Chroniques

par samuel moreau

Luigi Boccherini
Concerti pour violoncelle n°9 à n°12

1 CD Naxos (2004)
8.557589
Luigi Boccherini | concerti pour violoncelle

Né en Toscane en 1743, dans la belle ville de Lucca, Luigi Boccherini est mort à Madrid en 1805. Sa famille était des plus cultivées. Le frère aîné, danseur et chorégraphe, était aussi poète : il écrivit, entre autres, des livrets d'opéra pour Salieri et le texte d’Il ritorno di Tobia, l'oratorio de Haydn ; la sœur dansait également, faisant carrière à Vienne, et leur père jouait de la contrebasse en professionnel. Lui-même fit ses débuts à treize ans, comme violoncelliste. En 1757, parti à Rome pour y étudier, il n'y resta que quelques mois, son père et lui ayant été convoqués à Vienne pour jouer dans l'orchestre de la Cour ; il avait à peine quinze ans.

Dès lors, sa vie fut faite de travail et de voyages. Avec le violoniste Filipo Manfredi, il se rendit à Paris pour une série de concerts, en 1767 – où il fit éditer quelques compositions –, puis à Madrid l'année suivante. Il développa alors son intérêt pour la musique de chambre. Après la mort de l'Infant Don Luis, son principal employeur, il travailla pour l'héritier du trône de Prusse. De nouveau, la disparition du roi (1798) l'oblige à chercher un nouveau mécène. Il décline l'offre d'enseigner au Conservatoire de Paris et retourne à Madrid. Ses dernières années, uniquement consacrées à la composition, sont vécues dans de fortes difficultés financières et émotionnelles (perte de sa seconde épouse, de ses deux filles).

Boccherini avait commencé un catalogue de ses propres œuvres, disparu dans la tourmente de la guerre civile espagnole. En 1969, Yves Gérard en publia un nouveau, définitif, qui recensait onze concertos. Le Douzième concerto pour violoncelle fut seulement découvert en 1987, dans une librairie napolitaine. À part celui-ci (de 1722, et bien loin du maniérisme rococo), ce sont probablement des œuvres de jeunesse, datant d'avant son arrivée à Madrid. Elles exploitent une technique virtuose, particulièrement remarquable dans les passages extrêmement rapides attachés aux registres le plus haut de l'instrument. Arrêtons-nous juste sur le Concerto n° 11, partition unique dans son œuvre, pour violoncelle, deux hautbois, deux trompettes, cordes mais aucun cor. Cet instrumentarium donne un son d'une clarté presque cérémoniale, ouvrant des pistes sur la manière de composer de l'artiste : letutti d'ouverture possède des harmonies très claires et un rythme harmonique plus lent. La suite est aussi inhabituelle : le Largo cantabile est conçu pour violoncelle solo, mais deux brefs passages d'orchestre ouvrent et ferment le mouvement.

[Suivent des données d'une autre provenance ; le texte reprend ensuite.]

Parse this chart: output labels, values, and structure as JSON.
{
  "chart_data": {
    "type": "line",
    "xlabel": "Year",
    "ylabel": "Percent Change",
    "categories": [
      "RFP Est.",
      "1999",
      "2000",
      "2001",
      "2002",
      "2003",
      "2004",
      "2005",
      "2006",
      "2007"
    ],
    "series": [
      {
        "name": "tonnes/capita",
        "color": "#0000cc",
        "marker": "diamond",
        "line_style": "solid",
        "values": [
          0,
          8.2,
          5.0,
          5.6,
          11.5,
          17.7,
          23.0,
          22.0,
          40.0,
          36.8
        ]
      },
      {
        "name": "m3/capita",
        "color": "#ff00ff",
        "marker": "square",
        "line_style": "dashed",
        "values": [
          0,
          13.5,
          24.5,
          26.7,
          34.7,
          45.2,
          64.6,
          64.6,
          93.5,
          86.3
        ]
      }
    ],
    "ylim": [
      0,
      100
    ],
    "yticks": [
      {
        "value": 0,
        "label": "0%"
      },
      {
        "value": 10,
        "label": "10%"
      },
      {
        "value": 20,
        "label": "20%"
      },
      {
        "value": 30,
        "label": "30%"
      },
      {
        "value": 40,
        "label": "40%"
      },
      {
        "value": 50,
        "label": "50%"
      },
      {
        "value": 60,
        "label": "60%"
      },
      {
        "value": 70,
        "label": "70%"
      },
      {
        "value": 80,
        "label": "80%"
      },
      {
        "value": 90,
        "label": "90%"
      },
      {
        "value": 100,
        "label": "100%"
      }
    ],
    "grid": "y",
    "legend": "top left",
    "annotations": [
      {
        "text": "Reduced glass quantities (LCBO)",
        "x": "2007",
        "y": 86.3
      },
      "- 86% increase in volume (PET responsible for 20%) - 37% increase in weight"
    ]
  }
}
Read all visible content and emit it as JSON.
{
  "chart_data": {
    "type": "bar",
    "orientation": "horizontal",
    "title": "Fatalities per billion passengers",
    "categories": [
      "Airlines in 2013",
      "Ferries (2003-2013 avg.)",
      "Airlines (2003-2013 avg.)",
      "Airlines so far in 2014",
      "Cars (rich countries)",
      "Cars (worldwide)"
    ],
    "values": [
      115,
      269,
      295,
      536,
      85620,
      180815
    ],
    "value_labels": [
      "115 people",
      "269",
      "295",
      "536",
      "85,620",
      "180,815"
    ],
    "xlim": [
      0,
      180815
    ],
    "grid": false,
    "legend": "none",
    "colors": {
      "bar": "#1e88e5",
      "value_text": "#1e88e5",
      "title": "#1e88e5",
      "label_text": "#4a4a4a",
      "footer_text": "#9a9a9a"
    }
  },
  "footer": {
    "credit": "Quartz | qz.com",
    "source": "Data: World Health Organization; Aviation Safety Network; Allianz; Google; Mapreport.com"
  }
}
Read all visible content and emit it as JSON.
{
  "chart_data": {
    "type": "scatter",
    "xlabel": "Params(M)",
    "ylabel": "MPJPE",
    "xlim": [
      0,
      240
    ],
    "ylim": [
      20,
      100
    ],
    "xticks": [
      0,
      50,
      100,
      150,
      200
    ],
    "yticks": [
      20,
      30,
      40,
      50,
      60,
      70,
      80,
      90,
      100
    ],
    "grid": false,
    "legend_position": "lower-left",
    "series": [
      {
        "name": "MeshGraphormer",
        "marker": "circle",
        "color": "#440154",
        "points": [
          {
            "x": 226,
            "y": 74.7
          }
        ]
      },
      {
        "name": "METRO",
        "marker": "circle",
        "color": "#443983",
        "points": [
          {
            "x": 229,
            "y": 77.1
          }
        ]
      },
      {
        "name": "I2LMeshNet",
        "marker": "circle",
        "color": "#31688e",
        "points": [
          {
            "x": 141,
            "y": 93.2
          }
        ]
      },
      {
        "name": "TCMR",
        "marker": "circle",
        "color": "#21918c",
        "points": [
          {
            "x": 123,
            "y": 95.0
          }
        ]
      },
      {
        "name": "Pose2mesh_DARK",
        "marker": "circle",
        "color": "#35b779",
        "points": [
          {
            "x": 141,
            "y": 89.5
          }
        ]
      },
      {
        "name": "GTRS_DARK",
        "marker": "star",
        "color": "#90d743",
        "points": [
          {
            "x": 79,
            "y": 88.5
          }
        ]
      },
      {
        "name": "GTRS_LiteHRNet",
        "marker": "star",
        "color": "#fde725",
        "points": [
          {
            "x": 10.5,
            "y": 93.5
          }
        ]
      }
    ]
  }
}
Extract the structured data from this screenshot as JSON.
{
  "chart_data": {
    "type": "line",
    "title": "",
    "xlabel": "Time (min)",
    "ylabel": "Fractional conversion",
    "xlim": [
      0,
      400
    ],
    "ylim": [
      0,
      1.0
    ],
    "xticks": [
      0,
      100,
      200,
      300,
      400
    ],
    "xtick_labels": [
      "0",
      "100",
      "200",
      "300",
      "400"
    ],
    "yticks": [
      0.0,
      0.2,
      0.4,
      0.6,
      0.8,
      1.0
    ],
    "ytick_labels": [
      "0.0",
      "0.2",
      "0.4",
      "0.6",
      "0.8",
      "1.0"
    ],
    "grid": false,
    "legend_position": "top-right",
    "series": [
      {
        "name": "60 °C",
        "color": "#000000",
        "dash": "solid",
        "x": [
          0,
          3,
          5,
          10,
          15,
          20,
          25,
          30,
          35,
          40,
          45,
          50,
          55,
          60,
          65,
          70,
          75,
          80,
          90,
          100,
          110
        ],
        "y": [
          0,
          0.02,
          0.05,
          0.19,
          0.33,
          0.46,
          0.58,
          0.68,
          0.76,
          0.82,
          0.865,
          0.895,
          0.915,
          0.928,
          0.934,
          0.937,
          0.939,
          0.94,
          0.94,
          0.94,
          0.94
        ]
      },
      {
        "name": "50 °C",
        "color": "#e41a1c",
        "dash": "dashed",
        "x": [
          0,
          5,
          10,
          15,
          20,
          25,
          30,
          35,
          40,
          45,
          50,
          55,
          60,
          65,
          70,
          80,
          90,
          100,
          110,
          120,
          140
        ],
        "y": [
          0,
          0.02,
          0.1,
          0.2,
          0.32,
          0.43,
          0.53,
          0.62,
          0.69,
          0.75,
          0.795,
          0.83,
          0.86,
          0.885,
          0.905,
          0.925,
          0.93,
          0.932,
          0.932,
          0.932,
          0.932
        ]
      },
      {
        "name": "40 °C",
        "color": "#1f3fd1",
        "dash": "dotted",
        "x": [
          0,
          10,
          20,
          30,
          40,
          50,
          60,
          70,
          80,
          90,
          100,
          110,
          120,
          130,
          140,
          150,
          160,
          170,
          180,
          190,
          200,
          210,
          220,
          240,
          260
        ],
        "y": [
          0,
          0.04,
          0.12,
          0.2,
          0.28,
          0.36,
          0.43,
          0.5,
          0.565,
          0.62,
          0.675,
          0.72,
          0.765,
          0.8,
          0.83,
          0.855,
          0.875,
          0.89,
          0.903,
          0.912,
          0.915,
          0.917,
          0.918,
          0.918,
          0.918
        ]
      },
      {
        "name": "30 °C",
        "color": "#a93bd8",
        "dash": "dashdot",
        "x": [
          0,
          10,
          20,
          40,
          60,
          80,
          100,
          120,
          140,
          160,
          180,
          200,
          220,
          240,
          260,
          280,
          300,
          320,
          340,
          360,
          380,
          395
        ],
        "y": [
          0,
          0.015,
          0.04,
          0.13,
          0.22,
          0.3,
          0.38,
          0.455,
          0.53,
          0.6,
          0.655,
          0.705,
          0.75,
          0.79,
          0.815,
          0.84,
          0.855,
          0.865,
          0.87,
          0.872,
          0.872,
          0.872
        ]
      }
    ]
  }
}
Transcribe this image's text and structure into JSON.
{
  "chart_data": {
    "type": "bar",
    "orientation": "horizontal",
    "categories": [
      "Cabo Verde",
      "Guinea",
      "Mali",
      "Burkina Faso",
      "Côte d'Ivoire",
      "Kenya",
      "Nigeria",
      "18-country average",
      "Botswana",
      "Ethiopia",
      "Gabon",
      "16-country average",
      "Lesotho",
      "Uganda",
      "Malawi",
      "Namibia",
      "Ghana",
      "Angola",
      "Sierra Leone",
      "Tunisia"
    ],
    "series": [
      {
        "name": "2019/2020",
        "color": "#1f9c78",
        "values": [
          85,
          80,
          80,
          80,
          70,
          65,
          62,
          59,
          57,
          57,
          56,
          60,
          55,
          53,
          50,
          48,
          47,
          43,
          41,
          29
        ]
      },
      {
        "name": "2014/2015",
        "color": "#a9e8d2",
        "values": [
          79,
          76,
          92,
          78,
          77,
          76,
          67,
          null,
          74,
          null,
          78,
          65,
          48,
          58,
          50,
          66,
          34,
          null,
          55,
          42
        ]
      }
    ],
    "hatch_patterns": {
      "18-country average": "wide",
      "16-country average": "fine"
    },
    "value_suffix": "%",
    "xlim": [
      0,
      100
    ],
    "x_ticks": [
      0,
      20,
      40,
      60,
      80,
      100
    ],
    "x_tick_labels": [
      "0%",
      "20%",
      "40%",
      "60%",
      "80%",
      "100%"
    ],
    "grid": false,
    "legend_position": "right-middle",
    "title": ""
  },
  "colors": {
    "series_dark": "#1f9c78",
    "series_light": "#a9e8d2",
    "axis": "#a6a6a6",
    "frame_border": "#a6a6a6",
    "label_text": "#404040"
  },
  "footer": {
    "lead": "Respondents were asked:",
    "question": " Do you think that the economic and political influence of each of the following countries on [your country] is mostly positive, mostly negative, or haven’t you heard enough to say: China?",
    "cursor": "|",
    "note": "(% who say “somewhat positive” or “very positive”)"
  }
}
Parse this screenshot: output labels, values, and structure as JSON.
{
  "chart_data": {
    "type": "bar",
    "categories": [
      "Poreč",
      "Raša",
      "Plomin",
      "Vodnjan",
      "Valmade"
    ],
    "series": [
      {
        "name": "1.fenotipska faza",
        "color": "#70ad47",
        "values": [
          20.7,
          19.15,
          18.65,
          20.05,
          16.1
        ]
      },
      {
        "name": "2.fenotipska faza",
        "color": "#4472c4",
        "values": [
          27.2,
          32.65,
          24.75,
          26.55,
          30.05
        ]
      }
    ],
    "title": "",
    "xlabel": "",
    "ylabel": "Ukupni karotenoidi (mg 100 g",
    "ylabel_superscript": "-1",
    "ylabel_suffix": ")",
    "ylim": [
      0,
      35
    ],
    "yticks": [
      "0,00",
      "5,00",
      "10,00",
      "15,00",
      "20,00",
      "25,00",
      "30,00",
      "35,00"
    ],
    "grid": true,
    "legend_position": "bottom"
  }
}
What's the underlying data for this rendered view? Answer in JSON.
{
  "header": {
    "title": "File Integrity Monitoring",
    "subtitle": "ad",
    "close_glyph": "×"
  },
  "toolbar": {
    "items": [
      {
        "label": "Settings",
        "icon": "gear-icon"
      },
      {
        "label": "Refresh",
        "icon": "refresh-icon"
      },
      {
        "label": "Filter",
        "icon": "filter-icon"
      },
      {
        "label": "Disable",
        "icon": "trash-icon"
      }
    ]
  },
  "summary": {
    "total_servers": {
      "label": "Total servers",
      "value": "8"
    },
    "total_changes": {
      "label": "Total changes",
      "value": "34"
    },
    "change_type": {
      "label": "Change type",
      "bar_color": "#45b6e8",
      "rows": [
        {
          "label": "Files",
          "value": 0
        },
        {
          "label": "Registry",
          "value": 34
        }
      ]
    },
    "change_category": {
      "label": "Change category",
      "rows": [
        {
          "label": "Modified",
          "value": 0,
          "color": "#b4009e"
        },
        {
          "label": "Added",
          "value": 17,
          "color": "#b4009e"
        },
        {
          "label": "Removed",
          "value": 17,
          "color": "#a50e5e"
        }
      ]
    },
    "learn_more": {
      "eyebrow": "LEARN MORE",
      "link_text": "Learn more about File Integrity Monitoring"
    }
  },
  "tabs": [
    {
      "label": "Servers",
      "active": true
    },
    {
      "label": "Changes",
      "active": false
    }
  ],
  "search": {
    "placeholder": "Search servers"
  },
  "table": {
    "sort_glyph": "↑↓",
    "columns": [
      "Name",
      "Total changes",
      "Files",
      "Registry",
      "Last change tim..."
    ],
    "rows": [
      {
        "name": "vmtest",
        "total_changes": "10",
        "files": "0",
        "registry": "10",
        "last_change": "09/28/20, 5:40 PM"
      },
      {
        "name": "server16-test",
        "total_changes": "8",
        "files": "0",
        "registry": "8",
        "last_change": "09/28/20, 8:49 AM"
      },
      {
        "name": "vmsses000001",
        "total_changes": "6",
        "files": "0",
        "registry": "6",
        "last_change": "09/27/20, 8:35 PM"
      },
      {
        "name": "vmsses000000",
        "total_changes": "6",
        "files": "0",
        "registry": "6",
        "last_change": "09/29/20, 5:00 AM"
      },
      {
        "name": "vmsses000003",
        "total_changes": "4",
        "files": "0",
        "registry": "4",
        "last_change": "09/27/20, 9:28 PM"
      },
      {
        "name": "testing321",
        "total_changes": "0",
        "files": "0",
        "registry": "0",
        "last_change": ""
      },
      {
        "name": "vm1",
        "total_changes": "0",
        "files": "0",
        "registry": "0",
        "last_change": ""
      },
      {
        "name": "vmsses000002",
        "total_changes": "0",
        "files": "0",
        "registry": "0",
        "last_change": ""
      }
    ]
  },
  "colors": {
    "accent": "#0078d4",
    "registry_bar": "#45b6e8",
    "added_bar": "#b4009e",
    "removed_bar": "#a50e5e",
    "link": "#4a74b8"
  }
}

Le violoncelliste Raphael Walifish (élève de Gregor Piatigorsky) et le violoniste Nicholas Ward (élève de Yossi Zinovi et André Gertler) sont des habitués de la musique de chambre ; le premier pour avoir participé à des récitals informels que donnait chez lui son professeur, le second pour avoir formé son propre quatuor à cordes... à l'âge de douze ans ! Ward est directeur artistique du Northern Chamber Orchestra domicilié à Manchester, qui est depuis 1967 une des formations les plus réputées d'Angleterre. Il le dirige ici avec une belle égalité d'expression, un véritable équilibre classique – entendons sans nul contraste anachronique – remarquable dans la balance du tutti avec le soliste, minutieusement préservée.